Mikolaj / horde-ad

Higher Order Reverse Derivatives Efficiently - Automatic Differentiation library based on the paper "Provably correct, asymptotically efficient, higher-order reverse-mode automatic differentiation"
BSD 3-Clause "New" or "Revised" License
33 stars 6 forks source link

Merge `ranked` and `shaped` (as in `ADReady`) into `tensor` indexed by `[Maybe Nat]` #105

Open Mikolaj opened 1 year ago

Mikolaj commented 1 year ago

This is @awf's idea that would improve the end user API. The Nothing would signify that the shape may differ at runtime. Cognitive load would be reduced (no more ranked and shaped in signatures) and new expressiveness would be gained (tensors that are ranked on some dimensions but shaped on others).

For this to be possible we need an extension of GHC.TypeLits.Normalise plugin family and somebody to maintain it. [Edit: also an extension of orthotope would be needed]. It would be great to see if any other Haskell libraries require such functionality already. Or we could move to Agda.

We'd also need good examples where the ability to vary some shapes during runtime is crucial, because in all current examples the shapes are known and fixed once they are determined at the start of runtime (by looking at input data). It's not even clear such varying shapes would work, e.g., with our current optimizer implementations.

An example. A signature in our current formalism.
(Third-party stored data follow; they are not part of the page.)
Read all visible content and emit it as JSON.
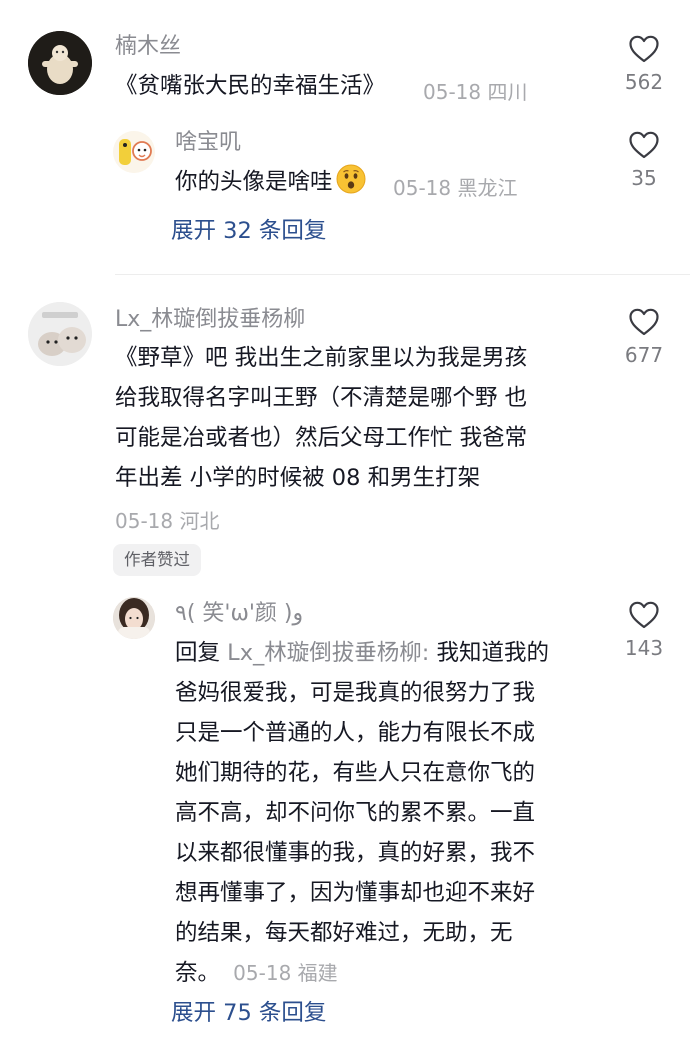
{
  "comments": [
    {
      "username": "楠木丝",
      "text": "《贫嘴张大民的幸福生活》",
      "date": "05-18",
      "location": "四川",
      "likes": "562",
      "avatar_icon": "figure-avatar-icon"
    },
    {
      "username": "Lx_林璇倒拔垂杨柳",
      "text_lines": [
        "《野草》吧 我出生之前家里以为我是男孩",
        "给我取得名字叫王野（不清楚是哪个野 也",
        "可能是冶或者也）然后父母工作忙 我爸常",
        "年出差 小学的时候被 08 和男生打架"
      ],
      "date": "05-18",
      "location": "河北",
      "likes": "677",
      "author_badge": "作者赞过",
      "avatar_icon": "hamster-avatar-icon"
    }
  ],
  "replies": [
    {
      "username": "啥宝叽",
      "text": "你的头像是啥哇",
      "emoji": "surprised-face-icon",
      "date": "05-18",
      "location": "黑龙江",
      "likes": "35"
    },
    {
      "username": "٩( 笑'ω'颜 )و",
      "reply_prefix": "回复",
      "reply_to": "Lx_林璇倒拔垂杨柳:",
      "text_first": "我知道我的",
      "text_lines": [
        "爸妈很爱我，可是我真的很努力了我",
        "只是一个普通的人，能力有限长不成",
        "她们期待的花，有些人只在意你飞的",
        "高不高，却不问你飞的累不累。一直",
        "以来都很懂事的我，真的好累，我不",
        "想再懂事了，因为懂事却也迎不来好",
        "的结果，每天都好难过，无助，无"
      ],
      "text_last": "奈。",
      "date": "05-18",
      "location": "福建",
      "likes": "143"
    }
  ],
  "expand_replies": [
    "展开 32 条回复",
    "展开 75 条回复"
  ],
  "colors": {
    "username": "#8a8b91",
    "body_text": "#161823",
    "meta": "#a8a9ad",
    "expand_link": "#2c4f8e"
  }
}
type LayerWeightsRNNShaped shaped in_width out_width r =
  ( shaped r '[out_width, in_width]   -- input weight
  , shaped r '[out_width, out_width]  -- state weight
  , shaped r '[out_width] )           -- bias

rnnMnistTwoS
  :: forall out_width batch_size sizeMnistHeight.
     ADReady ranked shaped r
  => shaped r [2 * out_width, batch_size]
  -> PrimalOfS shaped r [sizeMnistHeight, batch_size]
  -> (LayerWeightsRNNShaped shaped sizeMnistHeight out_width r
     ,LayerWeightsRNNShaped shaped out_width out_width r)
  -> (shaped r [out_width, batch_size]
     ,shaped r [2 * out_width, batch_size])

A new signature of a different program. Let's assume the program requires some shapes to vary.
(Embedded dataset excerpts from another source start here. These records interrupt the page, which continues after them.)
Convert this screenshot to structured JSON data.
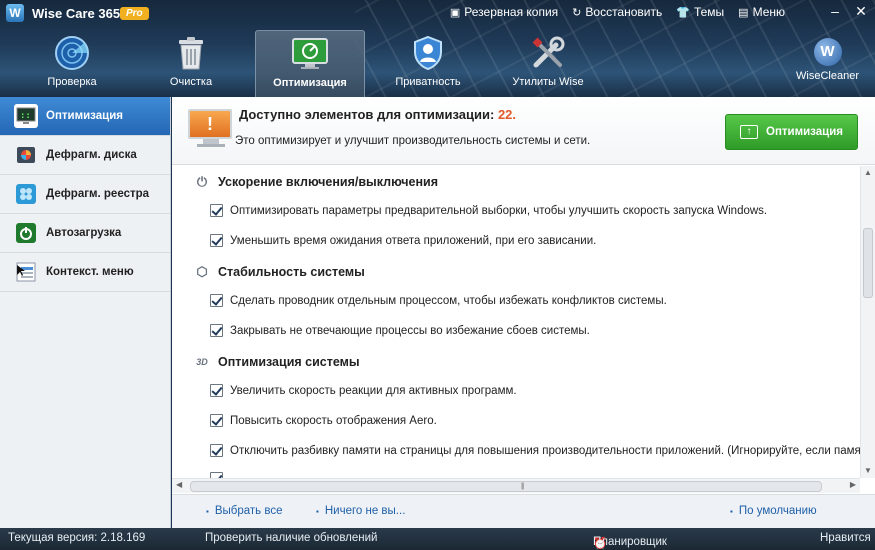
{
  "app": {
    "logo": "W",
    "title": "Wise Care 365",
    "badge": "Pro"
  },
  "top_menu": [
    {
      "icon": "save-icon",
      "glyph": "▣",
      "label": "Резервная копия"
    },
    {
      "icon": "restore-icon",
      "glyph": "↻",
      "label": "Восстановить"
    },
    {
      "icon": "tshirt-icon",
      "glyph": "👕",
      "label": "Темы"
    },
    {
      "icon": "menu-icon",
      "glyph": "▤",
      "label": "Меню"
    }
  ],
  "window_controls": {
    "minimize": "–",
    "close": "✕"
  },
  "nav": [
    {
      "label": "Проверка",
      "icon": "radar-icon"
    },
    {
      "label": "Очистка",
      "icon": "trash-icon"
    },
    {
      "label": "Оптимизация",
      "icon": "monitor-optimize-icon",
      "active": true
    },
    {
      "label": "Приватность",
      "icon": "shield-user-icon"
    },
    {
      "label": "Утилиты Wise",
      "icon": "tools-icon"
    }
  ],
  "wisecleaner": {
    "letter": "W",
    "label": "WiseCleaner"
  },
  "sidebar": [
    {
      "label": "Оптимизация",
      "icon": "optimize-icon",
      "active": true
    },
    {
      "label": "Дефрагм. диска",
      "icon": "disk-defrag-icon"
    },
    {
      "label": "Дефрагм. реестра",
      "icon": "registry-defrag-icon"
    },
    {
      "label": "Автозагрузка",
      "icon": "power-icon"
    },
    {
      "label": "Контекст. меню",
      "icon": "context-menu-icon"
    }
  ],
  "banner": {
    "title_prefix": "Доступно элементов для оптимизации:",
    "count": "22.",
    "subtitle": "Это оптимизирует и улучшит производительность системы и сети.",
    "button_label": "Оптимизация"
  },
  "sections": [
    {
      "title": "Ускорение включения/выключения",
      "icon": "power-icon",
      "items": [
        {
          "label": "Оптимизировать параметры предварительной выборки, чтобы улучшить скорость запуска Windows.",
          "checked": true
        },
        {
          "label": "Уменьшить время ожидания ответа приложений, при его зависании.",
          "checked": true
        }
      ]
    },
    {
      "title": "Стабильность системы",
      "icon": "cube-icon",
      "items": [
        {
          "label": "Сделать проводник отдельным процессом, чтобы избежать конфликтов системы.",
          "checked": true
        },
        {
          "label": "Закрывать не отвечающие процессы во избежание сбоев системы.",
          "checked": true
        }
      ]
    },
    {
      "title": "Оптимизация системы",
      "icon": "3d-icon",
      "items": [
        {
          "label": "Увеличить скорость реакции для активных программ.",
          "checked": true
        },
        {
          "label": "Повысить скорость отображения Aero.",
          "checked": true
        },
        {
          "label": "Отключить разбивку памяти на страницы для повышения производительности приложений. (Игнорируйте, если памяти <",
          "checked": true
        }
      ]
    }
  ],
  "footer_links": {
    "select_all": "Выбрать все",
    "select_none": "Ничего не вы...",
    "default": "По умолчанию"
  },
  "statusbar": {
    "version": "Текущая версия: 2.18.169",
    "check_updates": "Проверить наличие обновлений",
    "scheduler": "Планировщик неактивен",
    "like": "Нравится"
  }
}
type data Size = Dynamic | N Nat

type LayerWeightsRNNShaped tensor in_width out_width r =
  ( tensor r '[out_width, in_width]   -- input weight
  , tensor r '[Dynamic, out_width]    -- state weight
  , tensor r '[out_width] )           -- bias

rnnMnistTwoS
  :: forall out_width batch_size sizeMnistHeight.
     (ADReady tensor r, N 0 + batch_size ~ batch_size) 
  => tensor r [Dynamic, batch_size]
  -> PrimalOfS tensor r [sizeMnistHeight, batch_size]
  -> (LayerWeightsRNNShaped tensor sizeMnistHeight out_width r
     ,LayerWeightsRNNShaped tensor out_width out_width r)
  -> (tensor r [Dynamic :: Size, batch_size :: Size]
     ,tensor r [N 2 * out_width, batch_size])
awf commented 1 year ago

Great write up!

Mikolaj commented 9 months ago

Related: I'm now using a lot yet another type, the heterogeneous vector of tensors of different scalar types and different ranked/shaped form. The vector is completely untyped currently, but it could be indexed with a list of individual tensor types.
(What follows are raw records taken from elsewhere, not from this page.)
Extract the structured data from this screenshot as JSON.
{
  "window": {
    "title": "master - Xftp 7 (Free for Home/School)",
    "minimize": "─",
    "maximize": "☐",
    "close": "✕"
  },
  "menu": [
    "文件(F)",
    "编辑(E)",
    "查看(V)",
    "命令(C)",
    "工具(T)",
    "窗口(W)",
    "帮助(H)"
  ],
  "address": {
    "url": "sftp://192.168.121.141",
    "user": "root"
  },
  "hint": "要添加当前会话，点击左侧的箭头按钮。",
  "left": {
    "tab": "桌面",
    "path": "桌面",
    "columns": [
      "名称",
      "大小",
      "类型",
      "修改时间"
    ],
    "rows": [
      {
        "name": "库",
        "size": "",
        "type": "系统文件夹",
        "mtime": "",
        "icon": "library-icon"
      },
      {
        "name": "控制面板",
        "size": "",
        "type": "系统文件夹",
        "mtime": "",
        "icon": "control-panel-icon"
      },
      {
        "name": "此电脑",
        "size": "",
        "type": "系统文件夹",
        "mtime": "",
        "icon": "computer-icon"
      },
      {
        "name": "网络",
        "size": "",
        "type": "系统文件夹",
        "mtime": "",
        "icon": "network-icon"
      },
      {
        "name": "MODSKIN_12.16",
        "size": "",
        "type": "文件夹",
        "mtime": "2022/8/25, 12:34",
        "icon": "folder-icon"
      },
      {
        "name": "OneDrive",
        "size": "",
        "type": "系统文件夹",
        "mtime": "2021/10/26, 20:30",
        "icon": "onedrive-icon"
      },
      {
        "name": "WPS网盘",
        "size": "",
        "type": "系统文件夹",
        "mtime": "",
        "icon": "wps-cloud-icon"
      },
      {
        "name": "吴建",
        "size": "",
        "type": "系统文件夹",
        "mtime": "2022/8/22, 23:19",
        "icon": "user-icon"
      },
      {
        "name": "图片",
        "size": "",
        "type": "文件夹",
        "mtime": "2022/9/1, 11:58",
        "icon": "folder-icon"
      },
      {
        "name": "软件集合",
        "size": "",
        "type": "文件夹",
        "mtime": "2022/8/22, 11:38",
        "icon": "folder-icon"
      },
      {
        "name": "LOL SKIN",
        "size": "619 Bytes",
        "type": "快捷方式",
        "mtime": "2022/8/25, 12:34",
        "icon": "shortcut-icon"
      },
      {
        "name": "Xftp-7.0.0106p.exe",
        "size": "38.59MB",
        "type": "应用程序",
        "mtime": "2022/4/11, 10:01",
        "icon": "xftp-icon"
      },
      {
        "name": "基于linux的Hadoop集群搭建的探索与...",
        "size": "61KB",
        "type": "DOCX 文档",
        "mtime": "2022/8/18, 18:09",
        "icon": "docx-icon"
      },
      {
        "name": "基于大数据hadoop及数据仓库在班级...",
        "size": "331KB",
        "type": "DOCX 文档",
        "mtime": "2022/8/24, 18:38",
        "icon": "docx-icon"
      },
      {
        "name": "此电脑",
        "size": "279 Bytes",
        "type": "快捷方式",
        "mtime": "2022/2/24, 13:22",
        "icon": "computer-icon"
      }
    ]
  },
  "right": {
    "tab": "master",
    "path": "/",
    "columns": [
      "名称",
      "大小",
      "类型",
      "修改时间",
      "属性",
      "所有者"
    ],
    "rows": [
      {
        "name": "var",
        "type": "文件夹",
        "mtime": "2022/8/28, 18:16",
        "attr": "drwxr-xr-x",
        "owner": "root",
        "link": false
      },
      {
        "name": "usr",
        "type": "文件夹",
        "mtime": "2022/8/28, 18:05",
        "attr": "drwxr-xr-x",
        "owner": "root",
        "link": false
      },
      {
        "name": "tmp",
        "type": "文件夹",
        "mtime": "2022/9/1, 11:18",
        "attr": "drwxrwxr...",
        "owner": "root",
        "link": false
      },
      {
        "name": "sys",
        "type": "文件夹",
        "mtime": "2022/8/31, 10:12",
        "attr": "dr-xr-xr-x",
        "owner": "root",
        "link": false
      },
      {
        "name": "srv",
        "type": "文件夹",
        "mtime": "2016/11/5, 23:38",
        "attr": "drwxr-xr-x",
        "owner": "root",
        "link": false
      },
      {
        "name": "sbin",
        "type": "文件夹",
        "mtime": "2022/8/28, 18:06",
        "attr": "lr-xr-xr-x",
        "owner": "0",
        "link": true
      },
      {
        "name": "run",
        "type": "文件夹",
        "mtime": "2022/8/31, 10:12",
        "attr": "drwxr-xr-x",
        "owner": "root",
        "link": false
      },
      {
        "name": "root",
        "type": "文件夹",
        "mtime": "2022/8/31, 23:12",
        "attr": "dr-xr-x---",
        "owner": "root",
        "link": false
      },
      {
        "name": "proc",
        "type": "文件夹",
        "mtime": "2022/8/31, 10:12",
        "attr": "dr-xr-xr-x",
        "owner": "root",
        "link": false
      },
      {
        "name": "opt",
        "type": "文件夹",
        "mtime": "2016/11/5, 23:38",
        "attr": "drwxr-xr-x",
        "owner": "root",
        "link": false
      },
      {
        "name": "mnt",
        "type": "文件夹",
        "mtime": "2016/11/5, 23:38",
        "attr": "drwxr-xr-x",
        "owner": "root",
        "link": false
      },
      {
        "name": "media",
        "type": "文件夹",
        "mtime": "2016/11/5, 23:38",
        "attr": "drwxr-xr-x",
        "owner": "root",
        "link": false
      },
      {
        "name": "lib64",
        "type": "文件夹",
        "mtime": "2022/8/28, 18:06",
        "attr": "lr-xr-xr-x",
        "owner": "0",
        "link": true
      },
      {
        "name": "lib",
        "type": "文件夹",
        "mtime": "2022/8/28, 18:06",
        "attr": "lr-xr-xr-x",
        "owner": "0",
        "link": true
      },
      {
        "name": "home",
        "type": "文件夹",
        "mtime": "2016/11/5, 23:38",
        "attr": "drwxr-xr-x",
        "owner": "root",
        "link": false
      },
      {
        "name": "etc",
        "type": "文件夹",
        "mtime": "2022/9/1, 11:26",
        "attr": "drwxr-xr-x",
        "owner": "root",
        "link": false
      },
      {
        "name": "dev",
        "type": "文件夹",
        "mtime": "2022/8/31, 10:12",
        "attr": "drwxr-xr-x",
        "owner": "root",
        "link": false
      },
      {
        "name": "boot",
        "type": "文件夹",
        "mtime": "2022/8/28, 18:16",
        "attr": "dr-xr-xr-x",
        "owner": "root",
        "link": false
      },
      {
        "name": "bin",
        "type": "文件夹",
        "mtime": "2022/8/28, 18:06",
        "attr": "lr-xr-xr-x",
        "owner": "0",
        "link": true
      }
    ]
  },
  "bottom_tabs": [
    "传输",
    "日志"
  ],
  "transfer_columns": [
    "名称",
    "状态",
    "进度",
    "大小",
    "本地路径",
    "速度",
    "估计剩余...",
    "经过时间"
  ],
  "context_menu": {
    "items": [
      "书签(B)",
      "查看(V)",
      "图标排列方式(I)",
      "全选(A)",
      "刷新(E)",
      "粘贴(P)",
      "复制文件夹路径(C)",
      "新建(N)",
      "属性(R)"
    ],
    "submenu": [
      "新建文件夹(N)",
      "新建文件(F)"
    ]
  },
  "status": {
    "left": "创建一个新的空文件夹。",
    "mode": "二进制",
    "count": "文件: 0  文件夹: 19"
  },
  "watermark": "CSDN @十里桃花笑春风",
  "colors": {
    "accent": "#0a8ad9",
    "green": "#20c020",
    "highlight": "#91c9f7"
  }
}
So, using the idea from the ticket, a heterogeneous vector would be indexed by an expression of the form [([Maybe Nat], Type)]. where the Type is the type of the scalar. I'm afraid this is a completely unwieldy type information, but maybe there is a way to present it better or somehow simplify. It's already better (and more expressive) than the original one would be: [(Either [Nat] Nat, Type)].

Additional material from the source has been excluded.